We drive along the Val di Sole to Camping Civedale at Ossana, its bucolic, cobbled village only 300 metres away.

The village clings to 12th Century San Michele Castle which tops the rocky outcrop. For centuries it kept watch over the valley’s travellers. The old stone houses have basements which are opened up to the public.

There’s a Medieval festival on as we arrive. Each basement has a different themed nativity crib, the aeroplane crash from the 1950s, the hardships suffered by this border area in WWI, the local foresters and firefighters.

But I love the cave-like basements themselves, dug out of the rock, with packed earth floors. You can imagine their cool larder temperatures storing cheese and dairy throughout the winter.

The town is full of wonderful woodcarvings of owls, gnomes, birds of prey.

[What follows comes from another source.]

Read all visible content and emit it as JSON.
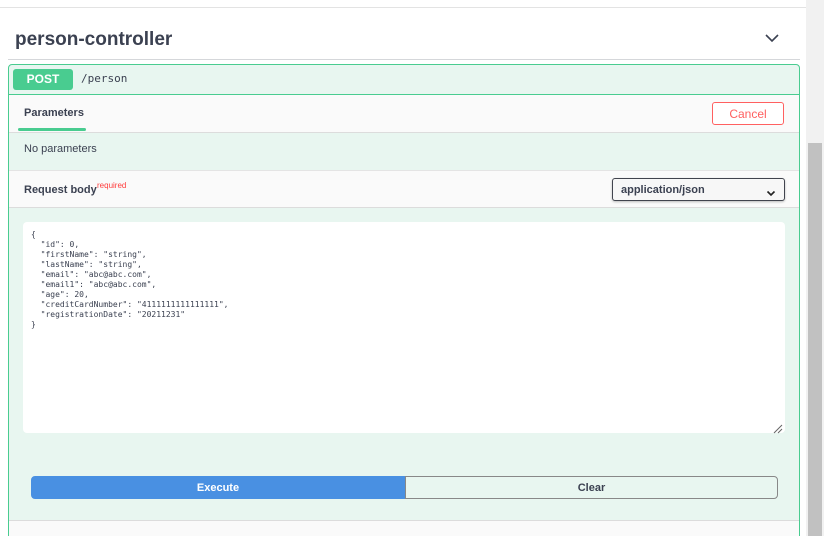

The river Noce tumbles down from the high mountain peaks in a series of cascades. Giant oak wine barrels wait for revellers, wooden chutes send drinking water spilling into fountains.

There are great wooden carts filled with hay bales and flower displays.

Walking trails spiral out from the centre, there’s so much to choose from: forested walks, mountain walks, cycling trails by the river, through verdant meadows, even a gnome walk.

But this evening , we’ve time travelled to the Middle Ages, the town square’s long table laid with fustian cloth, flower crowns, scroll menus and wooden spoons. The air vibrates with beating drums and horses’ hooves on the cobbles, the riders in velvet tunics and hose, and long flowing gowns.

As we all follow the standard bearers up into the castle, we pass a display of birds of prey, the hawk looking keen eyed perched on a wooden bar, the barn owl sleepy.

I step backwards from the Eagle owl’s orange eyed stare. He’s got me in his sights and suddenly I feel as vulnerable as a field mouse. It’s certainly time to join the revellers.